We strongly urge individuals on both sides of the debate to keep their tempers in check. Carr certainly had the right to raise the question of a potential conflict of interest—during a public hearing—and she had the right to do so without being interrupted and nearly shouted down by village officials.

Michels, as village president, needs to demonstrate a measure of leadership and professionalism that were sadly absent for at least a portion of the public hearing. As a public figure who has run for office at both the local and state levels, he should be no stranger to differences of opinions, tension-filled meetings, or questions that he may disagree with. Given that, it was surprising for him to be the one to interrupt the proceedings and have to be told by members of the public—repeatedly and loudly—that he did not hold the floor.

The TIF District issue is contentious. There are a large amount of negative views about it. At the same time, there is a large amount of interest in a TIF District as a concept.

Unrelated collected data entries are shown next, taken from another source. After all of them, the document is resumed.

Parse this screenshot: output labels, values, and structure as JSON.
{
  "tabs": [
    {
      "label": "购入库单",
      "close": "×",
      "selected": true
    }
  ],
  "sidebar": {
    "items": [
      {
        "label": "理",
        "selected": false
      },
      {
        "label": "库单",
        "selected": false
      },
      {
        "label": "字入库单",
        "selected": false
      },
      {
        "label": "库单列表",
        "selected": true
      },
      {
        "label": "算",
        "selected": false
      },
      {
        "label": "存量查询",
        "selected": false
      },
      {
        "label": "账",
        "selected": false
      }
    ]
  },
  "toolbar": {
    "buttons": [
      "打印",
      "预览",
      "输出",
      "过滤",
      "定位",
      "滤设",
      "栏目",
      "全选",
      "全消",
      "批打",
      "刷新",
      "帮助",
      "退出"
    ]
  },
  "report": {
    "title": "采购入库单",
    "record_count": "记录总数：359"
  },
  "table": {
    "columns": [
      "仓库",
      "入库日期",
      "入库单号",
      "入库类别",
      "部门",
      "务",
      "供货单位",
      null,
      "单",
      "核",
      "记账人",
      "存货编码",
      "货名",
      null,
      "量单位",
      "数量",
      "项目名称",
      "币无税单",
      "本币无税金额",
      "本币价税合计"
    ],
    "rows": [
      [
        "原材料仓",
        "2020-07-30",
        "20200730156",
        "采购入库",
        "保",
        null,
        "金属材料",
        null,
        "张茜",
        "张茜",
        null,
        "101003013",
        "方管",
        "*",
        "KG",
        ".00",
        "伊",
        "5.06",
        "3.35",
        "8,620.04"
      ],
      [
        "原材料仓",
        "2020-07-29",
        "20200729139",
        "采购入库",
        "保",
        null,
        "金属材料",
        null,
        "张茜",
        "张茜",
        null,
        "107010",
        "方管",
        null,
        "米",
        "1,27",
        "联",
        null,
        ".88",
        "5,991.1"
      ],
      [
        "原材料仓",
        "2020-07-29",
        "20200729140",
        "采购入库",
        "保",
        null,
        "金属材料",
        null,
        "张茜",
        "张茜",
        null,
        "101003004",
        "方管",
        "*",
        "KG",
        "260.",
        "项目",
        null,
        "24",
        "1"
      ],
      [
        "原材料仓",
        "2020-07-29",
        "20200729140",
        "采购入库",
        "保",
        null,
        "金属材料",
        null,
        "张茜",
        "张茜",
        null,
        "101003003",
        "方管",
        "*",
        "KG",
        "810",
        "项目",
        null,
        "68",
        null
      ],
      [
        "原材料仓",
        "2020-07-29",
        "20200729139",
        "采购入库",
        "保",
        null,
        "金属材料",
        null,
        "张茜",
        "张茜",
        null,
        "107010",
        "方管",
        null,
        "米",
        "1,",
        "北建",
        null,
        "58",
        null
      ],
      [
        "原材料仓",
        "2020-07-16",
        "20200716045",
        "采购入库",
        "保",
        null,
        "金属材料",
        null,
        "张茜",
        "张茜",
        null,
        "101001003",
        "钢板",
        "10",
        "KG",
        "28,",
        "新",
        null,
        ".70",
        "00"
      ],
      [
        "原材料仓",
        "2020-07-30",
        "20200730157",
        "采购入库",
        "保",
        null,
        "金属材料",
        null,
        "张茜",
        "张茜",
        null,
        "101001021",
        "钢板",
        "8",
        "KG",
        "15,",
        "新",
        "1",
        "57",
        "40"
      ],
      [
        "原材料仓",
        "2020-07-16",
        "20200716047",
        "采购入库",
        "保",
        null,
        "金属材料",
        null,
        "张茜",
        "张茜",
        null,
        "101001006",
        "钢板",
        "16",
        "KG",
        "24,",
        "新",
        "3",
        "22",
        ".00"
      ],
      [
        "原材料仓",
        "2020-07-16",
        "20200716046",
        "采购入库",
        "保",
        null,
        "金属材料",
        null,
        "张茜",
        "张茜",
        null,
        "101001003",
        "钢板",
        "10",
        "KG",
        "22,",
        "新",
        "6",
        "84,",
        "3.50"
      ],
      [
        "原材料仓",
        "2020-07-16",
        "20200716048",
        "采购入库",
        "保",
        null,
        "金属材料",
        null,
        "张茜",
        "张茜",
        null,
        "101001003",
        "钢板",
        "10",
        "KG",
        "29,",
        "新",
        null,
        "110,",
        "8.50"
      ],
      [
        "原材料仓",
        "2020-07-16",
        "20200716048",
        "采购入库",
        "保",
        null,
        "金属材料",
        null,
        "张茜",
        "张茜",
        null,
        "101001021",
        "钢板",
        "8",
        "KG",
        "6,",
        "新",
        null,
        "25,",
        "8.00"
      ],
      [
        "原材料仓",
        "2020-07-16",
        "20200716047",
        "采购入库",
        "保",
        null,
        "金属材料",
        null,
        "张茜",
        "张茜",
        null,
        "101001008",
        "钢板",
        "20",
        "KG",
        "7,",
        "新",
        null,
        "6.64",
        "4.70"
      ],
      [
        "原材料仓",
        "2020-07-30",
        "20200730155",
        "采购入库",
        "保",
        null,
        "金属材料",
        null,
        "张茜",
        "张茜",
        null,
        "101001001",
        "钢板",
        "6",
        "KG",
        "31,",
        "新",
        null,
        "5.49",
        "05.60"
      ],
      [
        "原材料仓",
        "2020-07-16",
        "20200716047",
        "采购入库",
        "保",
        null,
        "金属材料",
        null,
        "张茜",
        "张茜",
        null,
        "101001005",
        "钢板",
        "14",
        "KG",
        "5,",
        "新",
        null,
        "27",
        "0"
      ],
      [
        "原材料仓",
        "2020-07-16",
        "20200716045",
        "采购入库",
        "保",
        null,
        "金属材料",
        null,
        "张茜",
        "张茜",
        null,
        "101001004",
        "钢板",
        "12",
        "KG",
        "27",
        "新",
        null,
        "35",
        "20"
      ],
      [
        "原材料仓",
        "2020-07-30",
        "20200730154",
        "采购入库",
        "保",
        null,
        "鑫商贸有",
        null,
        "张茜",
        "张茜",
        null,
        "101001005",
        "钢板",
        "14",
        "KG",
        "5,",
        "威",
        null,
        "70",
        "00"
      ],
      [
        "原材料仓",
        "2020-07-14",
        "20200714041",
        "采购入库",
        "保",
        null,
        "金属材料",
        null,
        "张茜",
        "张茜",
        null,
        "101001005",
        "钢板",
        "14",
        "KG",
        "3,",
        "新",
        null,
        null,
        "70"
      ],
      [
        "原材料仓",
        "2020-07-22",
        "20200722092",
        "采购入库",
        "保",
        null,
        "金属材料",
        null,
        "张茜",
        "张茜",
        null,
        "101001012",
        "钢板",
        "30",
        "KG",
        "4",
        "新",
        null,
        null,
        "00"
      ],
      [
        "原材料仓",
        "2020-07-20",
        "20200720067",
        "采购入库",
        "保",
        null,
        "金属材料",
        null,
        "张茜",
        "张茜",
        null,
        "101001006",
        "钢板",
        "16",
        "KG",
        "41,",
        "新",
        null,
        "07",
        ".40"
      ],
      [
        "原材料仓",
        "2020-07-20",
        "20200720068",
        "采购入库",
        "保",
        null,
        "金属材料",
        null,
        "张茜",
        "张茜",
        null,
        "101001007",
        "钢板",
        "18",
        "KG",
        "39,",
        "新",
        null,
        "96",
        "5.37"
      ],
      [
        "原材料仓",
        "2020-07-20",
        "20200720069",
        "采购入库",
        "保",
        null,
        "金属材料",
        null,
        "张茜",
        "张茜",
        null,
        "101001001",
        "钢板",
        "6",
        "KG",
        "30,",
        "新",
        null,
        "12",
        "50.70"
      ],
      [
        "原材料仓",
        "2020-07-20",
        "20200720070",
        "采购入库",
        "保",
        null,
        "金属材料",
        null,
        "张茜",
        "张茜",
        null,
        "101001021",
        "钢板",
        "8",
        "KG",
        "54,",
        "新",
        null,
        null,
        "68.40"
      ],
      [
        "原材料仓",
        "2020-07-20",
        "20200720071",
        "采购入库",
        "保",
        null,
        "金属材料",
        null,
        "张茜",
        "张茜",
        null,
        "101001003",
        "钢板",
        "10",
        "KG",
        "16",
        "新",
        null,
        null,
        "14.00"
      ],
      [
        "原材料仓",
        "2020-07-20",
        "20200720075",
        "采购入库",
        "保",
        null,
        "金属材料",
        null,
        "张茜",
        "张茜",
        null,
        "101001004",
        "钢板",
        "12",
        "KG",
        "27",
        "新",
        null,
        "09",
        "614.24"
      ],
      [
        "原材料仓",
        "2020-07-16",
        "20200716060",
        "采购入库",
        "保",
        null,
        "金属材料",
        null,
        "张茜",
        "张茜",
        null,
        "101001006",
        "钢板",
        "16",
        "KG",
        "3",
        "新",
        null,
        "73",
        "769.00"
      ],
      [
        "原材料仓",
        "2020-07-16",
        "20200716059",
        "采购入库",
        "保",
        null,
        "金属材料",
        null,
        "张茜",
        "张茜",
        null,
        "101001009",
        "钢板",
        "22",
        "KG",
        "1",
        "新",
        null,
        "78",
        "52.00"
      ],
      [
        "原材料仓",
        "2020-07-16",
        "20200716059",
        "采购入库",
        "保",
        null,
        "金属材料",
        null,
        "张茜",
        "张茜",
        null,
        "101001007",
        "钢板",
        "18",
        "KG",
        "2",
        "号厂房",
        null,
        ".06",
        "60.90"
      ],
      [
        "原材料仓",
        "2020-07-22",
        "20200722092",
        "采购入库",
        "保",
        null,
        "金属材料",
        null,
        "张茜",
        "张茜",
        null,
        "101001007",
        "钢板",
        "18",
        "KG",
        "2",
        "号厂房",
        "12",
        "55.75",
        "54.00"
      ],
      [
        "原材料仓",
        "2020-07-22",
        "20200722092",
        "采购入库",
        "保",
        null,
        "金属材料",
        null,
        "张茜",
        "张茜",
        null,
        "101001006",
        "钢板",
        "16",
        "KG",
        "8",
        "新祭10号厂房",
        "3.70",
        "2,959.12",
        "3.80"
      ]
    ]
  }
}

To bridge the gap between interest in the concept and opposition to this specific plan, a leader who has a cool head and a desire to really connect with those who both share and oppose his or her views needs to stand up. Michels, due to his position as village president, is that person by default. However, if he is unable or unwilling to do so, we hope someone else on the Village Board will fill that leadership role; a role that will be vital if Sugar Grove actually wants to create a TIF District that isn’t met with significant negativity.

If Michels still has an eye on the seat representing the 25th District in the Illinois State Senate—a seat he previously ran for and lost—then he needs to demonstrate an ability to hear questions he may object to without reacting in an inappropriate, emotional manner.

Part two of the public hearing will be held Tuesday, Sept. 6. Michels and the rest of the Village Board hava a second chance to demonstrate their willingness to be open to opposing viewpoints. Not everyone gets second chances like this, so we hope they take advantage of this one.